Dear Dr. Roach: My mother is 81. In August of 2012, she went to the doctor for a physical. She had been taking no medication other than an albuterol inhaler as needed. They diagnosed her with hypothyroidism and prescribed 0.025 mg levothyroxine. Within 24 hours of taking this drug, her breathing became extremely labored and has remained that way. She does have COPD and emphysema, but she had those issues prior to beginning the medication. She used to be able to park in the parking lot, walk into the store, shop and return home. She may have had to stop to catch her breath but she was not wheezing or rattling when this would happen. Within 24 hours of taking this medication, she could not walk from her bathroom to her kitchen without severe wheezing.
She has asked if the medication could be causing the problem and was told it is not. She has had several tests (EKG, stress test, lung scan, etc.), and none has revealed the cause of the severe breathing problem.
Her doctor told her not to discontinue the medicine. However, he also will not change the medication to another brand. If she quits taking the medication, what ramifications could she suffer? - G.M.
Answer: Shortness of breath has four major causes: heart problems, respiratory system problems, anemia and neurologic causes. Levothyroxine, a form of thyroid hormone, can affect the heart in at least two ways. It can make congestive heart failure worse - in fact, an old-fashioned treatment for heart failure was to deliberately cause hypothyroidism (we have much better treatments now). Also, excess thyroid hormone can cause arrhythmias, especially atrial fibrillation.

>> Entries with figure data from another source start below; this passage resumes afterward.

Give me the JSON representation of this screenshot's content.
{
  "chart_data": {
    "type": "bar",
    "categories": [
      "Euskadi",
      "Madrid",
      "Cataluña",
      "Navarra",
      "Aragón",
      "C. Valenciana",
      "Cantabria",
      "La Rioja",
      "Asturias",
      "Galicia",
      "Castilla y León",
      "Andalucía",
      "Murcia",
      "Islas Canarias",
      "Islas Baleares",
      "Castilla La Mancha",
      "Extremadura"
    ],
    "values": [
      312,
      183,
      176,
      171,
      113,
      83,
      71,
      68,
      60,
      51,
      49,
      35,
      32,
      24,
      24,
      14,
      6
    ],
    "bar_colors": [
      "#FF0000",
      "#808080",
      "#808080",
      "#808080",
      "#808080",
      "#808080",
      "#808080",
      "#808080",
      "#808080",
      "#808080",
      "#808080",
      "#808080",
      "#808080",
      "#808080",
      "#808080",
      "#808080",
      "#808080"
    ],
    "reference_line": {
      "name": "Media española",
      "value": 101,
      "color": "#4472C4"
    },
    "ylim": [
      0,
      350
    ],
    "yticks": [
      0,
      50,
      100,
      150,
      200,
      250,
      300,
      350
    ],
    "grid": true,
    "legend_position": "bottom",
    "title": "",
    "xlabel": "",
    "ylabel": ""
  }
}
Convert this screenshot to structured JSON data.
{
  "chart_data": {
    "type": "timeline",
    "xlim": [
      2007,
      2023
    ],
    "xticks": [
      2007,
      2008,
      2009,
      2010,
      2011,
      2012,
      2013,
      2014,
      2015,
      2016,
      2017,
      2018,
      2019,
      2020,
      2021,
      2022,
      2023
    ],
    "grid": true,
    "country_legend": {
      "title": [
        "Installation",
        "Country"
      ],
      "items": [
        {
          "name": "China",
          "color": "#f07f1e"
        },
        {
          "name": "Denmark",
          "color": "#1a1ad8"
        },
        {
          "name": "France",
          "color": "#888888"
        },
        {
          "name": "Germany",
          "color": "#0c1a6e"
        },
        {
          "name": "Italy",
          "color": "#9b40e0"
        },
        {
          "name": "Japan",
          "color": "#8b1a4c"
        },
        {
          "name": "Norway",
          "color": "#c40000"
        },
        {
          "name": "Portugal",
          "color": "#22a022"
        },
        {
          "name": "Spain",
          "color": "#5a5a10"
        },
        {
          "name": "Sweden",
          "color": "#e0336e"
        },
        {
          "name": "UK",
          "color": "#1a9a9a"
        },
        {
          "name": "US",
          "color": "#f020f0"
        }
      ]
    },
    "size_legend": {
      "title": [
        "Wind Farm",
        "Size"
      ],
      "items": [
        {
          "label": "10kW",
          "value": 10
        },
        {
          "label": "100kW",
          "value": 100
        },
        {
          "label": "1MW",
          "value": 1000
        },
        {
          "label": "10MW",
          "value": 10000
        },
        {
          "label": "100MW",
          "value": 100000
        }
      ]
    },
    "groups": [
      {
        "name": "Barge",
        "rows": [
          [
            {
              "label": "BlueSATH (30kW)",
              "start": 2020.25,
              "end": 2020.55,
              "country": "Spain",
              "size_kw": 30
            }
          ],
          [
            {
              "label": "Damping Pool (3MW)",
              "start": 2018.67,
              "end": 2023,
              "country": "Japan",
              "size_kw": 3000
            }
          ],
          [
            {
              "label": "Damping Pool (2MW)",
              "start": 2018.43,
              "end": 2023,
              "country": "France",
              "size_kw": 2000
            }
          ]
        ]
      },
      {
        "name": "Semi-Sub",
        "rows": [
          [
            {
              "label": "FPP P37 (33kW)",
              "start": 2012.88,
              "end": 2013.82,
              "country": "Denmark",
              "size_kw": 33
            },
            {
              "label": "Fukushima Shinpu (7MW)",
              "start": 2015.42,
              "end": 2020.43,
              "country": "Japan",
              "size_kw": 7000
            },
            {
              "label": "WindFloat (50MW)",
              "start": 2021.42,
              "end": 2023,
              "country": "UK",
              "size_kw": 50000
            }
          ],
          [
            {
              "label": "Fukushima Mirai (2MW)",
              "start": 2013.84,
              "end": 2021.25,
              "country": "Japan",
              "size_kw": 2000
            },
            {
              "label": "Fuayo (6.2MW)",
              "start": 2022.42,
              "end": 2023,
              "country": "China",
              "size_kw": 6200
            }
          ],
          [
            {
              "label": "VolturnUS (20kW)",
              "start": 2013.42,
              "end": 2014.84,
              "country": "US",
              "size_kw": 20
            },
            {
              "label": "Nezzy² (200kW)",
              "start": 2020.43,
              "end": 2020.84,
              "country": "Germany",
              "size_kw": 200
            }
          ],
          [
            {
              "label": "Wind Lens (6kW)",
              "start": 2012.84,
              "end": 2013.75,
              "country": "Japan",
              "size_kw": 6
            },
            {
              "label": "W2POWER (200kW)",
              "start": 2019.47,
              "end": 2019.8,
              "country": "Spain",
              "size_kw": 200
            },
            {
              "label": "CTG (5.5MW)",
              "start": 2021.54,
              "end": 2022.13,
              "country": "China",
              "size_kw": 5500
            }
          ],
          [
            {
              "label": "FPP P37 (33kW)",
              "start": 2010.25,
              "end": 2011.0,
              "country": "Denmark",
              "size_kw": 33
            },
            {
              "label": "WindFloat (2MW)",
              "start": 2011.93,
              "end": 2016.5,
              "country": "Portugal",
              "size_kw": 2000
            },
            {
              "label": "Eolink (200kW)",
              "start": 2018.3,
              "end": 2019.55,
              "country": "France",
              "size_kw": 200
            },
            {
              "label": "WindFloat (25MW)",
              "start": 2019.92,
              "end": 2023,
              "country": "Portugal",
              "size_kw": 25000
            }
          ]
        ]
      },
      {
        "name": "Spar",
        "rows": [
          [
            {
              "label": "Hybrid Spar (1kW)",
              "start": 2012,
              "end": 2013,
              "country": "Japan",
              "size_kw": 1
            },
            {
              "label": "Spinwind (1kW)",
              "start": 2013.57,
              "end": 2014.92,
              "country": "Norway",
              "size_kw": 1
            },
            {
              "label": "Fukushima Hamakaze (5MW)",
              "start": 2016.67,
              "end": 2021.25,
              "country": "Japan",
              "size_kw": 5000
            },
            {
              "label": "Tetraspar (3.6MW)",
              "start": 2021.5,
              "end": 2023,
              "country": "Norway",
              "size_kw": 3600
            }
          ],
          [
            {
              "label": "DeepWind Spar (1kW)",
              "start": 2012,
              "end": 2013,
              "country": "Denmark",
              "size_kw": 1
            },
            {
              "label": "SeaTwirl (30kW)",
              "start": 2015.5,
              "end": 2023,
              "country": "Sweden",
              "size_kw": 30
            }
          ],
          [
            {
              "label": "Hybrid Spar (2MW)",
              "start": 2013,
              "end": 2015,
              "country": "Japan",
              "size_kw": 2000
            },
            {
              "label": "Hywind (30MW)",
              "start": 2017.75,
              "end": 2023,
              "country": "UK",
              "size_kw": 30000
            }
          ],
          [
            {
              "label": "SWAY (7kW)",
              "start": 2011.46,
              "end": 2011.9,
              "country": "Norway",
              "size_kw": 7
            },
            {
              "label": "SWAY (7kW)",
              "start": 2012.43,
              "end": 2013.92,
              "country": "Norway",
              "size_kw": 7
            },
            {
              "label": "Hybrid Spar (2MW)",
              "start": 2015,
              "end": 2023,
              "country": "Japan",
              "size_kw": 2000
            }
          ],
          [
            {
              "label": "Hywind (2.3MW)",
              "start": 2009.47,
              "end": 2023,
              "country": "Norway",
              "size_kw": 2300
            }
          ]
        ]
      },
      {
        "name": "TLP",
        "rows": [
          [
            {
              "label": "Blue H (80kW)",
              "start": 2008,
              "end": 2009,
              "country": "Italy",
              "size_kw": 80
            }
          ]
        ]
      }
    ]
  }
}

I don't know of any way for thyroid hormone to affect the respiratory system, apart from an allergic reaction that might cause throat swelling. This would be exceptionally rare and acute, not something that would last for months.
I don't think anemia is possible since it started within 24 hours. That leaves neurologic causes, and the most common I see is anxiety, which certainly can become worse with excess thyroid hormone. That is one possibility.
However, your mother's dose of levothyroxine is a very small - about 1/4 the amount most people's bodies usually make. I have a hard time believing the levothyroxine is causing this degree of dyspnea. I certainly would stop the medicine to see what happens to the breathing. It seems unlikely that a new problem (such as a sudden worsening of COPD) happened at the exact time she started the levothyroxine, and that it hasn't been diagnosed based on any of the tests her doctor did.
It's more likely that it is anxiety-related or allergic than that the medicine is causing the problem. Tell her doctor that you are going to stop it to see what happens, and please let me know.